描述（由申请人提供）：我们的实验室最近报道了炭疽芽孢杆菌物种特异性多糖的结构。这种多糖（称为 HF-PS）已被归类为“非经典”次生细胞壁聚合物。它是通过氟化氢 (HF) 水溶液处理从营养细胞的细胞壁中分离出来的，之前有报道称它具有将 S 层蛋白 Sap 和 EA1 锚定/输出到细胞表面的功能。我们的工作强烈支持 HF-PS 在结构上对炭疽芽孢杆菌菌株具有特异性，具有免疫原性，因为注射炭疽芽孢杆菌 Sterne (34F2) 活孢子或死孢子的动物会产生针对 HF-PS 的抗体，并且在以下方面具有免疫原特异性：这些抗体与甚至密切相关的蜡状芽孢杆菌菌株的 HF-PS 的结合。此外，我们还发现，暴露于炭疽芽孢杆菌孢子后仍存活的恒河猴血清中含有 IgG 抗 HF-PS 抗体。文献中的初步数据和结果表明，这些多糖对于致病性芽孢杆菌（包括炭疽芽孢杆菌）的生长和毒力的重要功能至关重要。然而，迄今为止，仍然缺乏直接的经验证据。

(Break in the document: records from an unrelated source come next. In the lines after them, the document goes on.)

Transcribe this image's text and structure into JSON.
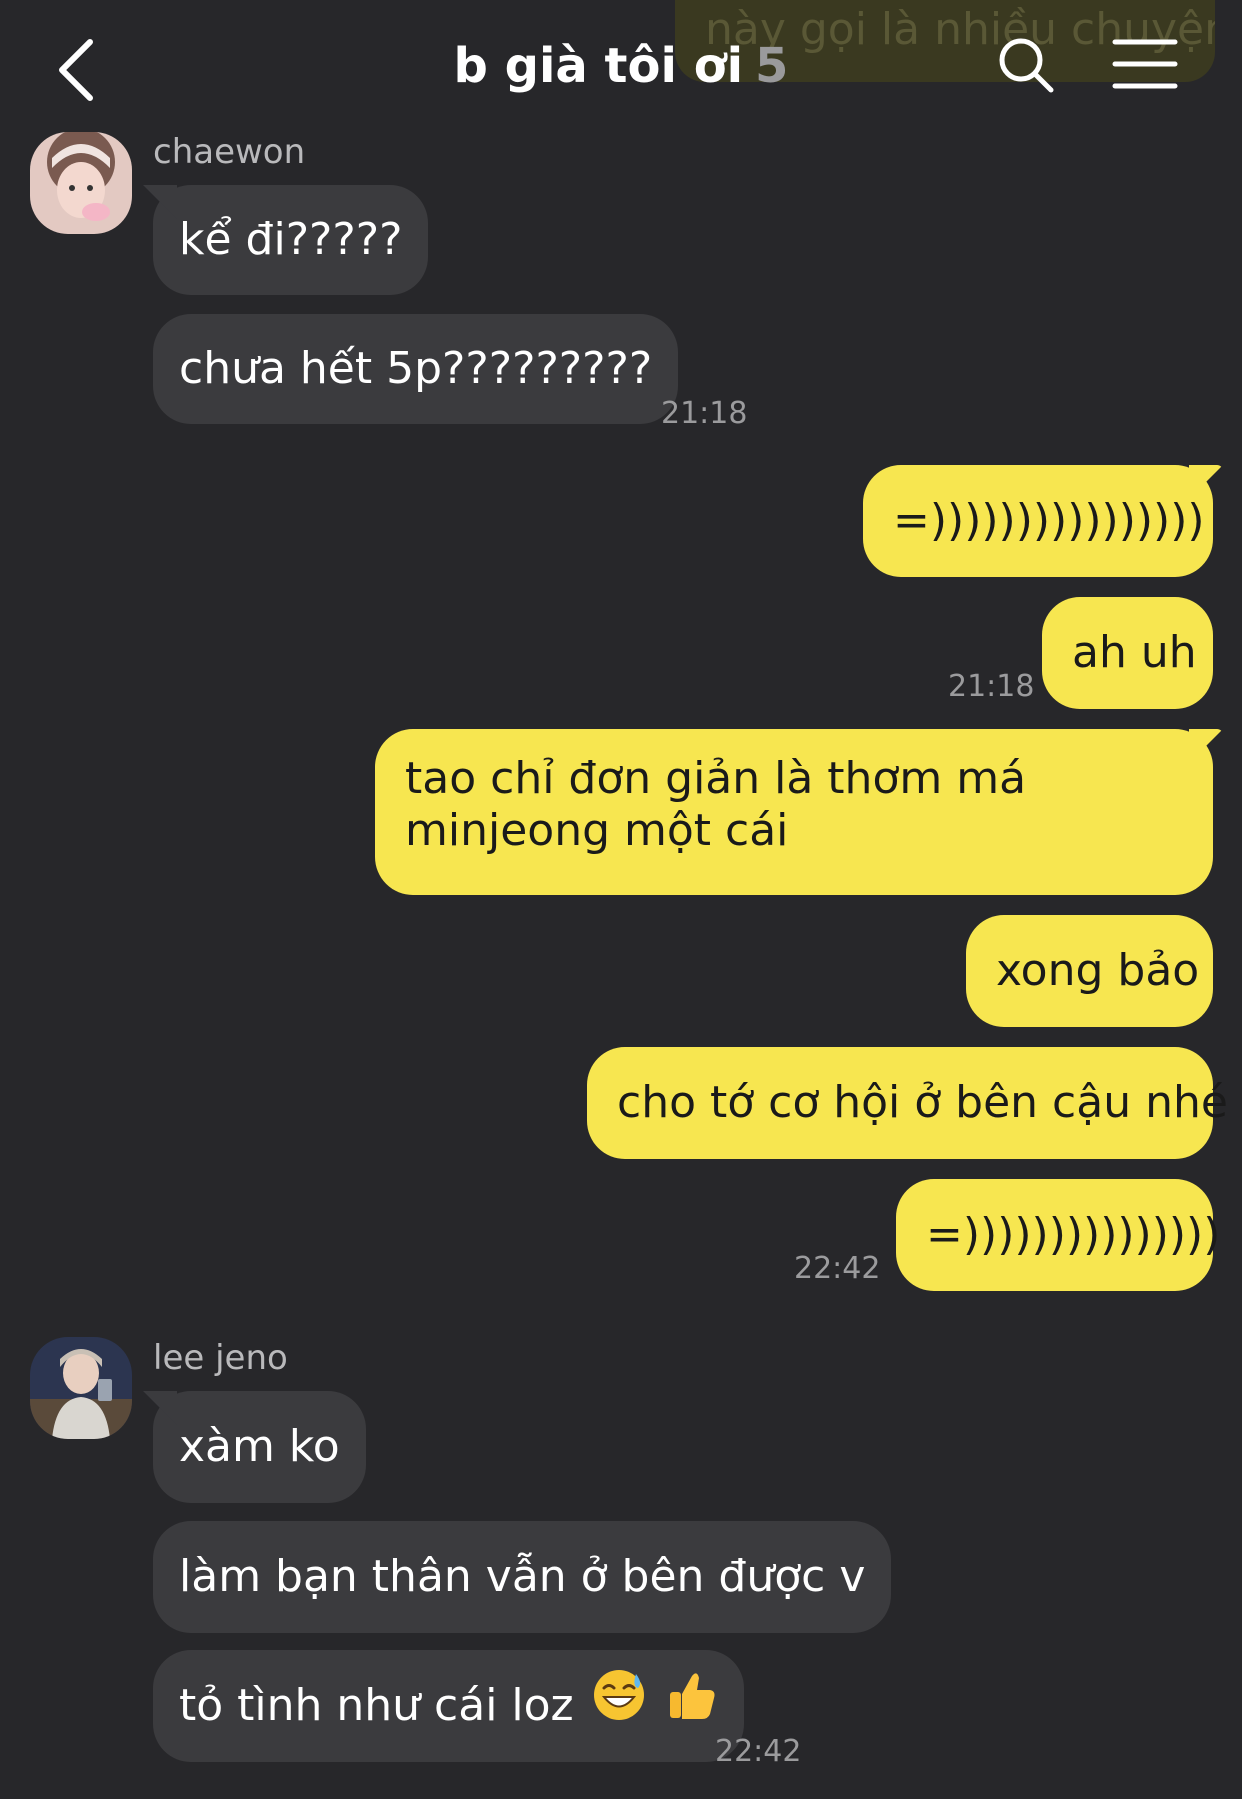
{
  "header": {
    "title": "b già tôi ơi",
    "member_count": "5",
    "icons": [
      "back-icon",
      "search-icon",
      "menu-icon"
    ]
  },
  "faded_message": "này gọi là nhiều chuyện",
  "messages": {
    "chaewon": {
      "name": "chaewon",
      "texts": [
        "kể đi?????",
        "chưa hết 5p?????????"
      ],
      "time": "21:18"
    },
    "me_group1": {
      "texts": [
        "=))))))))))))))))",
        "ah uh"
      ],
      "time": "21:18"
    },
    "me_group2": {
      "texts": [
        "tao chỉ đơn giản là thơm má minjeong một cái",
        "xong bảo",
        "cho tớ cơ hội ở bên cậu nhé",
        "=)))))))))))))))"
      ],
      "time": "22:42"
    },
    "jeno": {
      "name": "lee jeno",
      "texts": [
        "xàm ko",
        "làm bạn thân vẫn ở bên được v",
        "tỏ tình như cái loz"
      ],
      "emojis": [
        "sweat-smile-emoji",
        "thumbs-up-emoji"
      ],
      "time": "22:42"
    }
  },
  "colors": {
    "background": "#27272a",
    "incoming_bubble": "#3b3b3e",
    "outgoing_bubble": "#f7e650"
  }
}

该提案的目的是设计在这种 HF-PS 多糖生物合成中受损的突变体，并表征这些突变体的表型，包括其生长、孢子形成、HF-PS 结构、HF-PS 与 S 层的相互作用蛋白质和各种噬菌体内溶素，并研究每种突变对小鼠模型毒力的影响。这项研究将为我们提供有关 HF-PS 致病功能及其对开发疫苗、诊断和治疗的有用性的必要见解。公共卫生相关性：炭疽杆菌会引起人类炭疽病；作为一种生物恐怖主义媒介，细菌对公众健康构成威胁。我们的实验室最近报道了炭疽芽孢杆菌的细胞壁多糖（称为 HF-PS），其具有这些细菌特有的结构。我们将创建这种细胞壁多糖生物合成受损的炭疽芽孢杆菌突变体，并研究这些突变体的重要细​​菌生长功能和疾病发展是否受损。这项调查将为未来改进疫苗、诊断和治疗方法以及与炭疽相关的新公共卫生实践的研究奠定基础。